Again I wish Claris were here for this. She could snap a photo with her cellphone camera. We could reminisce about it forever and send it out to our friends. Put it up on Facebook. I could have a friend Photoshop out the background so it looks like I’m in the Accademia. Instead, I’m touching the duplicate.
But she’s not with me and I climb up onto the pedestal with him. I look for the fracture. There isn’t one.
Still no one about. I briefly think of the guy in the Hawaiian shirt. Any chance he might be waiting to give me shit or hurt me? No, not at three thirty in the morning.
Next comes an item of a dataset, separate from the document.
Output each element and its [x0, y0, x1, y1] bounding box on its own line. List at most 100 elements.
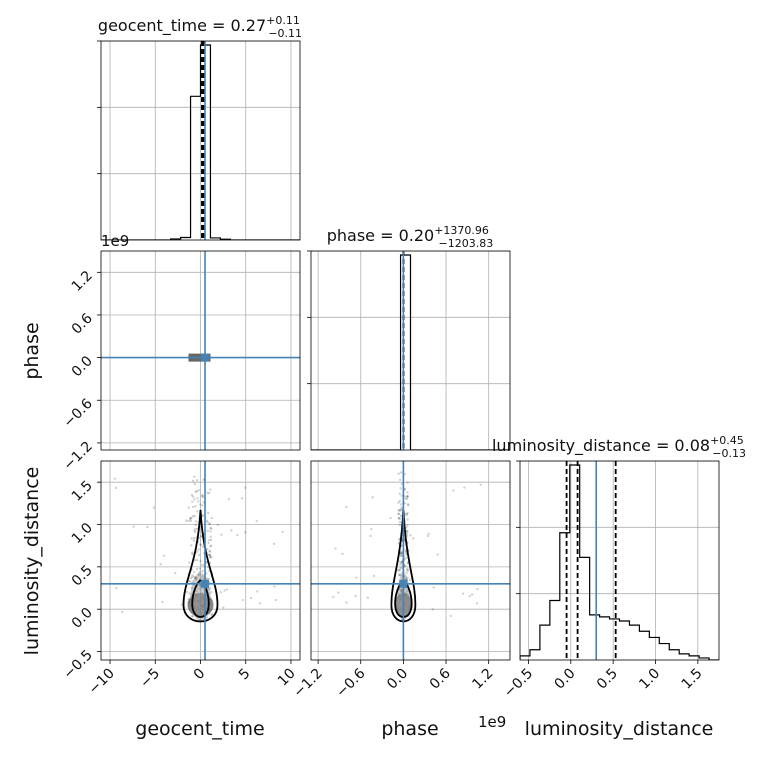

I reach up between David’s legs, run my hands up his thighs along the smooth, veined and cold stone. It is a work. You’d have to be some kind of magician to capture the youthful musculature like that, and to shape this beauty so precisely. It makes you wonder who Michelangelo used for his model. Or did he chisel the marble from memory? And if so, as they say, did he cut away the extraneous rock so David would be revealed? Not sculpted, but revealed.
I reach up to the very top of his thighs until my hand rests in the middle, on his glory.
“There, there, David,” I whisper. “Now I’ve got you where I want you.”